Running in circles to find the next plot point. Running in circles to find the next plot point.

   The story starts out in a reasonable sci-fi manner. In a quaint, rural town, a villager disappears without a trace once a year. The phenomenon is called AWAY. While sitting in a field with his would-be fiancé, Sword is lifted into the air by a bright light. When his girl interferes, something goes wrong and every person except for Sword vanishes. Sword spends the game making dungeons appear, delving into them, and rescuing the person at the bottom. Chaperoning people out of the dungeons adds a gameplay mechanic; escorted villagers follow Sword with the fupong, and if he or she gets shuffled off a floor, Sword must return to the bottom level and retrieve him again. The plot, sadly, is weak and prevalent. It leaps off the sci-fi deep end and builds up to an unnecessarily bizarre final chapter. If Izuna 2 is an example of wedging a fun, nonessential plot into a hack-and-slash, AWAY is an example of forcing a time-wasting, unwanted plot into one.

   The presentation as a whole is as unfortunate as the plot and interface. The graphics in town are typical, ugly DS 3D with an almost appalling, childish aesthetic. The dungeons are drawn in passable, unnoteworthy 2D. There is a surprising quantity of compressed, rapidly-spoken voice acting that provokes an "I'm laughing at you, not with you" reaction with its awfulness. The rest of the music and sound effects are functional and forgettable. AWAY provides a false semblance of customizability that has no drastic impact on the gameplay. Sword can equip four types of weapons, but none of them feel right. The fast-and-weak daggers have an almost unusable combo attack due to how long it lasts and how far it moves Sword forward. The strong-and-slow axe has a delay between when the button is pressed and when Sword finally swings, which ruins the need for responsive input. The two weapons in the middle are better, but not much. The player can choose where the town's shops are rebuilt based off vague clues about how location affects selection and growth; however, this has next to no impact on the dungeon-crawling. Sword has character levels, but they are gained slowly and have such a minimal effect on his statistics that it is a wonder why they were included at all.
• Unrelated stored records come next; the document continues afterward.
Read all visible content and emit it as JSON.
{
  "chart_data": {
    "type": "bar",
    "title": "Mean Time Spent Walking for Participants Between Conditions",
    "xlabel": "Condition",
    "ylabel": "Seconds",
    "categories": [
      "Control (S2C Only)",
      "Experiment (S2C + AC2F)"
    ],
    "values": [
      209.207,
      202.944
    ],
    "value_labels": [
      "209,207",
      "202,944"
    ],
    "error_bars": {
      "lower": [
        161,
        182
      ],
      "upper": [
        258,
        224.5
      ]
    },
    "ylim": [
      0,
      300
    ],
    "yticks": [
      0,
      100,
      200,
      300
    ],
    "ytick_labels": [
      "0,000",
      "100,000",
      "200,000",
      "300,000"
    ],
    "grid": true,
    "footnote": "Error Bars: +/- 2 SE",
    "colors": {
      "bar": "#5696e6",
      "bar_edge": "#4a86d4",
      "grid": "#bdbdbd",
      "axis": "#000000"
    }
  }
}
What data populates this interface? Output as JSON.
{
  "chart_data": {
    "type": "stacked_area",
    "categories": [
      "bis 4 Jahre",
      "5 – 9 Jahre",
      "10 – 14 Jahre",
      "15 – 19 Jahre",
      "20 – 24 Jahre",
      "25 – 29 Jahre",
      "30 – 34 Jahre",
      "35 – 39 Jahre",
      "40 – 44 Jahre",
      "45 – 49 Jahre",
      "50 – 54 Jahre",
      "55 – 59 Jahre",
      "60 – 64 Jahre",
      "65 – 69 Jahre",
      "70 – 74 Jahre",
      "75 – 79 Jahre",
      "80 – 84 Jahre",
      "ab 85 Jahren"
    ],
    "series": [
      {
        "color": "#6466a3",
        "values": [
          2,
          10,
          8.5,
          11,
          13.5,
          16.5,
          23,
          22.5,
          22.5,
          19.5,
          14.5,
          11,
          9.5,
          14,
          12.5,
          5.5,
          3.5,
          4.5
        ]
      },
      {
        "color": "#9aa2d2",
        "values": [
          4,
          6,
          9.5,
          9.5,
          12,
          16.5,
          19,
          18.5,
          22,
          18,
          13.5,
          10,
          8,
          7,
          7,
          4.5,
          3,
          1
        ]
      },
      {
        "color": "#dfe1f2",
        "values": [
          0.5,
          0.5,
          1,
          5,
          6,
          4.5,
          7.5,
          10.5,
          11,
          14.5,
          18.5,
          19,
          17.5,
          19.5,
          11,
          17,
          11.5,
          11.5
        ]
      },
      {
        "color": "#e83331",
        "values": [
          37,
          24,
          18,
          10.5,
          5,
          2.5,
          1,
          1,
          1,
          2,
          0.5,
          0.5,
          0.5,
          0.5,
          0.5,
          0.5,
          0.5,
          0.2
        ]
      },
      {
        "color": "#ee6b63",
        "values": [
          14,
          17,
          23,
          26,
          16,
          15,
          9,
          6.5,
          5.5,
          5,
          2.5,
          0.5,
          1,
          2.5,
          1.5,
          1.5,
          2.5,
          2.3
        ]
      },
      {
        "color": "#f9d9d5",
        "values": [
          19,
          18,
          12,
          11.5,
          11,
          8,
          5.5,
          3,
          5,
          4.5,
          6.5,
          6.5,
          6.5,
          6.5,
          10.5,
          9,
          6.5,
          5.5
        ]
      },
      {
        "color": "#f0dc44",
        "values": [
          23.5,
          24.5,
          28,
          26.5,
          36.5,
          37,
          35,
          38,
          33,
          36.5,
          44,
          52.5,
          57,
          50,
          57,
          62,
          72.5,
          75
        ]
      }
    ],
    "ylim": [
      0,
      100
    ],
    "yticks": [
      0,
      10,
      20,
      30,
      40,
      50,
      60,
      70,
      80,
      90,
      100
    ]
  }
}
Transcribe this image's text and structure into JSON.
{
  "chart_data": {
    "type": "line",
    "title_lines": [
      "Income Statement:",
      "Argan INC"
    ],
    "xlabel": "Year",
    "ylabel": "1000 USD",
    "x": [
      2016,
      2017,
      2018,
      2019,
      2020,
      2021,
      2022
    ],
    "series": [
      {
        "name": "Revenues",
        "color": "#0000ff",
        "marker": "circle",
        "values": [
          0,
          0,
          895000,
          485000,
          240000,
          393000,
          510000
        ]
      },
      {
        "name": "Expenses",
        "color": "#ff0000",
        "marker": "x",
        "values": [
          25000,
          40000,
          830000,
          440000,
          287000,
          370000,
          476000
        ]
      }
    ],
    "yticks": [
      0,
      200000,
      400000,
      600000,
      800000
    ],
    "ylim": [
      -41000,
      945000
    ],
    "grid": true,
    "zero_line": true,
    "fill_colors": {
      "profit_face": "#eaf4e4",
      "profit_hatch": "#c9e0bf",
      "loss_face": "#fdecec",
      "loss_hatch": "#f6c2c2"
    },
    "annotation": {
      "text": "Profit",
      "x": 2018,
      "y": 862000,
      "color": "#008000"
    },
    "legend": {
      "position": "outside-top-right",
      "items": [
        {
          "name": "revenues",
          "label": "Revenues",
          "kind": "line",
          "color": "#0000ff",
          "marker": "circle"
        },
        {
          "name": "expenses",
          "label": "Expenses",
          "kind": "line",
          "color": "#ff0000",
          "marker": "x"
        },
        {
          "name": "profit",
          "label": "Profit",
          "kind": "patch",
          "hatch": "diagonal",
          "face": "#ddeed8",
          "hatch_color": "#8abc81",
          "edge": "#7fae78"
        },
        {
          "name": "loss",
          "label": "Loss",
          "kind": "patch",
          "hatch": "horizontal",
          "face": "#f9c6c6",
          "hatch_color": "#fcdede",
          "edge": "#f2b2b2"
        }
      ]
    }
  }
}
   Ultimately, the stilted controls, enormous number of brief, similar dungeons, tiresome shuffle gimmick, and overly simple gameplay make AWAY: Shuffle Dungeon a very subpar game. It's boring, repetitive, way too long, and frustrating in the wrong ways. At its best when the action is fast and frantic, it plays like a puzzle game at times, but the setup is akin to Tetris forcing the player to clear forty hectic stages, each only lasting two minutes with lengthy plot sequences in-between. When the action is slower, AWAY is just another poor dungeon-crawler that would be more fitting as a free flash game on the internet, or a lazy XBLA game costing $10. With so many better options on the DS, like Rocket Slime, Lunar Knights, and the Castlevanias, one would be advised to satisfy a 2D action game craving elsewhere. Either that, or wait until it drops to a price point more aligned with the small amount of creative effort put into it by the developers.